= Barker Review of Housing Supply =

The Barker Review of Housing Supply published its final report on 17 March 2004. The report was written by the economist Kate Barker and presented recommendations to the UK government for securing future housing needs. The findings of the report were:
- That the UK had experienced a long term upward trend of 2.4% in real house prices over the past 30 years.
- In order to reduce this rate of increase to 1.8% an additional 70,000 houses in England each year may be required.
- In order to reduce this rate to the EU average of 1.1% an additional 120,000 houses each year may be required.

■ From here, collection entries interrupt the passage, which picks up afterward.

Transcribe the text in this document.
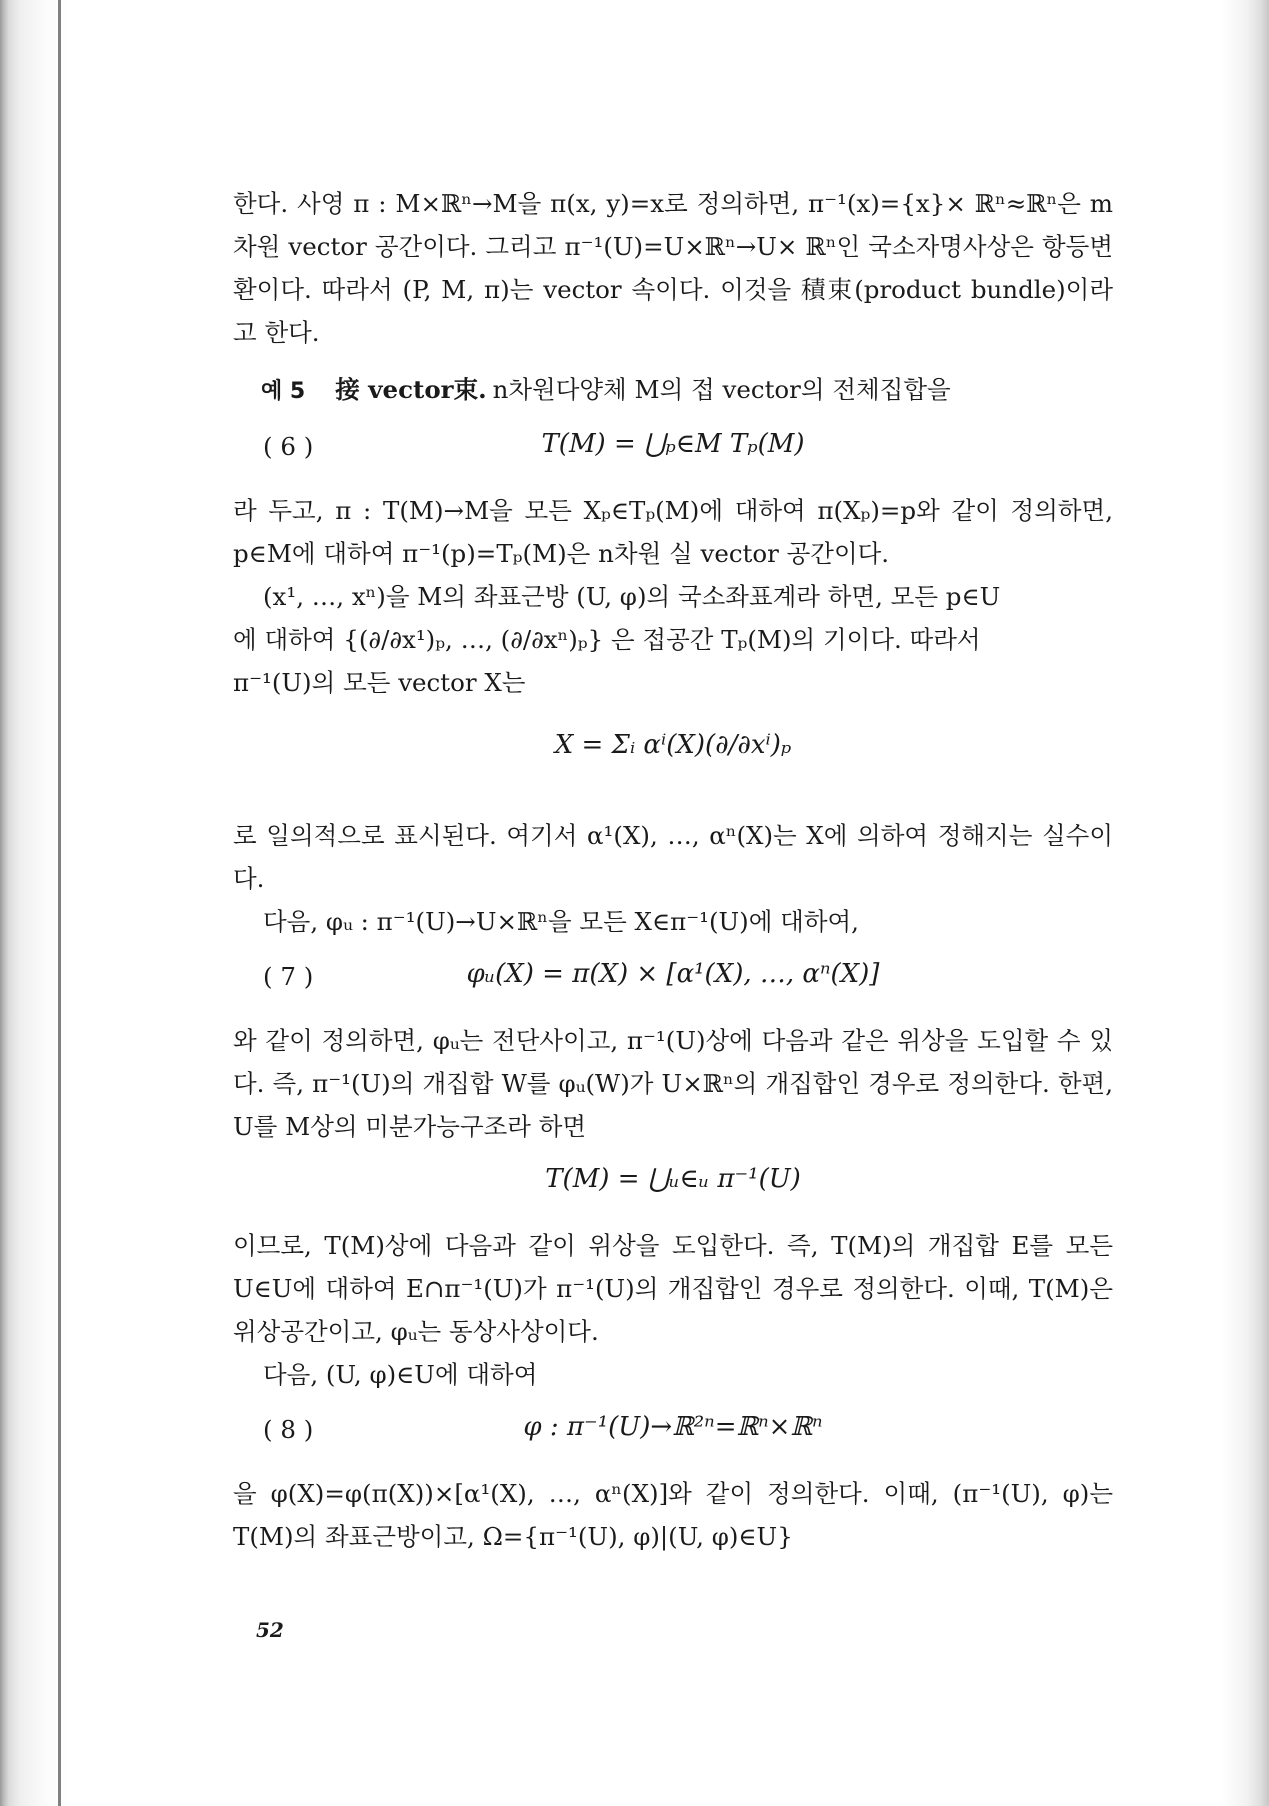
한다. 사영 π : M×ℝⁿ→M을 π(x, y)=x로 정의하면, π⁻¹(x)={x}× ℝⁿ≈ℝⁿ은 m차원 vector 공간이다. 그리고 π⁻¹(U)=U×ℝⁿ→U× ℝⁿ인 국소자명사상은 항등변환이다. 따라서 (P, M, π)는 vector 속이다. 이것을 積束(product bundle)이라고 한다.

예 5 接 vector束. n차원다양체 M의 접 vector의 전체집합을

( 6 )	T(M) = ⋃ₚ∈M Tₚ(M)

라 두고, π : T(M)→M을 모든 Xₚ∈Tₚ(M)에 대하여 π(Xₚ)=p와 같이 정의하면, p∈M에 대하여 π⁻¹(p)=Tₚ(M)은 n차원 실 vector 공간이다.

(x¹, …, xⁿ)을 M의 좌표근방 (U, φ)의 국소좌표계라 하면, 모든 p∈U

에 대하여 {(∂/∂x¹)ₚ, …, (∂/∂xⁿ)ₚ} 은 접공간 Tₚ(M)의 기이다. 따라서

π⁻¹(U)의 모든 vector X는

X = Σᵢ αⁱ(X)(∂/∂xⁱ)ₚ

로 일의적으로 표시된다. 여기서 α¹(X), …, αⁿ(X)는 X에 의하여 정해지는 실수이다.

다음, φᵤ : π⁻¹(U)→U×ℝⁿ을 모든 X∈π⁻¹(U)에 대하여,

( 7 )	φᵤ(X) = π(X) × [α¹(X), …, αⁿ(X)]

와 같이 정의하면, φᵤ는 전단사이고, π⁻¹(U)상에 다음과 같은 위상을 도입할 수 있다. 즉, π⁻¹(U)의 개집합 W를 φᵤ(W)가 U×ℝⁿ의 개집합인 경우로 정의한다. 한편, U를 M상의 미분가능구조라 하면

T(M) = ⋃ᵤ∈ᵤ π⁻¹(U)

이므로, T(M)상에 다음과 같이 위상을 도입한다. 즉, T(M)의 개집합 E를 모든 U∈U에 대하여 E∩π⁻¹(U)가 π⁻¹(U)의 개집합인 경우로 정의한다. 이때, T(M)은 위상공간이고, φᵤ는 동상사상이다.

다음, (U, φ)∈U에 대하여

( 8 )	φ : π⁻¹(U)→ℝ²ⁿ=ℝⁿ×ℝⁿ

을 φ(X)=φ(π(X))×[α¹(X), …, αⁿ(X)]와 같이 정의한다. 이때, (π⁻¹(U), φ)는 T(M)의 좌표근방이고, Ω={π⁻¹(U), φ)|(U, φ)∈U}

52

The policy recommendations outlined in the report were:
- For government to set a goal for improved market affordability.
- Between £1.2 and £1.6 billion of additional funding per annum to meet predicted social housing needs.
- Implementation of a planning gain supplement to capture some of the benefits of development for the community.
- Establishment of a Regional Planning Executive to advise the Regional Planning Body on the scale and distribution of housing required to meet the market affordability target.
- Allocation of additional land in Local Development Frameworks which could be released by market triggers.
- Establishment of a Community Infrastructure Fund to help to unlock some of the barriers to development.
- Limited term retention of council tax by local authorities for new housing developments to promote growth and cover transitional costs.

As a result of recommendations made in the Barker Review, the National Housing and Planning Advice Unit was formed.